Hey, I haven't switched to Tuesdays for weigh-ins, life is just super-chaotic until Thursday. 

I weighed in at 241.5 yesterday.  I lost 0 pounds but I ate like a total fatty on vacation.

See you on Thursday.

Tuesday, May 10, 2011

Weigh-In Results

I stepped on the scale yesterday at 241.5.  I gained a pound.  Yech.  I'm going on vacation for my brother's college graduation this week.  We'll be eating out pretty much every meal so my expectations aren't very high.  Still, I'd like to make some progress and make some healthy choices.  I want to lose the one pound I gained this week.  Let's see how it goes.

Wednesday, May 4, 2011

Forget 100 Pounds in a Year.
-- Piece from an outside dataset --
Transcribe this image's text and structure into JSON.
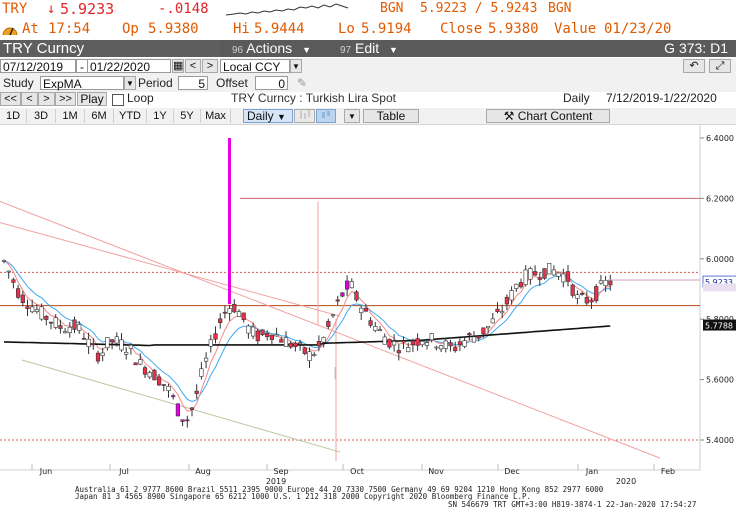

This is Better!

Yesterday was a pretty good day.  Claire and I walked around Lake Harriette.  Our total was almost 3 miles.  I biked to work this morning too.  My biggest obstacle seems to be the enormous bag of candy one of my colleagues brought into work.  We're on day 3 and there seems to be no end in sight.  I'm indulging way too much, but I'm trying resist as much as possible.  The problem is I'm always much hungrier on days I bike.

Speaking of bikes, I'm in the process of converting a road bike into a fixed gear bicycle.  I've been having a lot of fun working on it, discovering how it works, cleaning it up, and reassembling it.  After toying with a number of different color schemes, I've decided I'm going to paint the bike forest green, get a brown saddle, and wrap the handlebars with white tape.  It's going to be a sweet ride when it's done.  And now that the weather is finally cooperating, I'm actually going to be able to get some exercise by biking. 


I'm optimistic.  Forget 100 pounds in a year.  I'm focused on 2 pounds in a week.  And I'm going to get it!

Monday, May 2, 2011

Weigh-In Results

It's Monday and that means you all get to see how fat I am this week.  I went into the week with the goal of losing 2.4 pounds.  After a comment on a post two weeks ago, I decided to aim for more short-term goals and see how things pan out that way.  Let's see how I did.





This is a little hard to read, but I made my goal!  I aimed for 2.4 pounds lost, and, at 240.5 pounds, I lost 2.9 pounds.  I made a lot of good choices this week, but I didn't seem to change a lot.  I worked out 4 times last week as opposed to the 2 times the week before.  I'd like to see that number higher, but 4 worked this week.

Next week's goal is going to be 2 pounds.  I feel like this week's weigh in might snap back a little, so I'm reducing my goal by .4 pounds.  That's still a solid loss, but more attainable.

Next Monday, I want to weigh 238.5.  How much weight are you going to lose this week?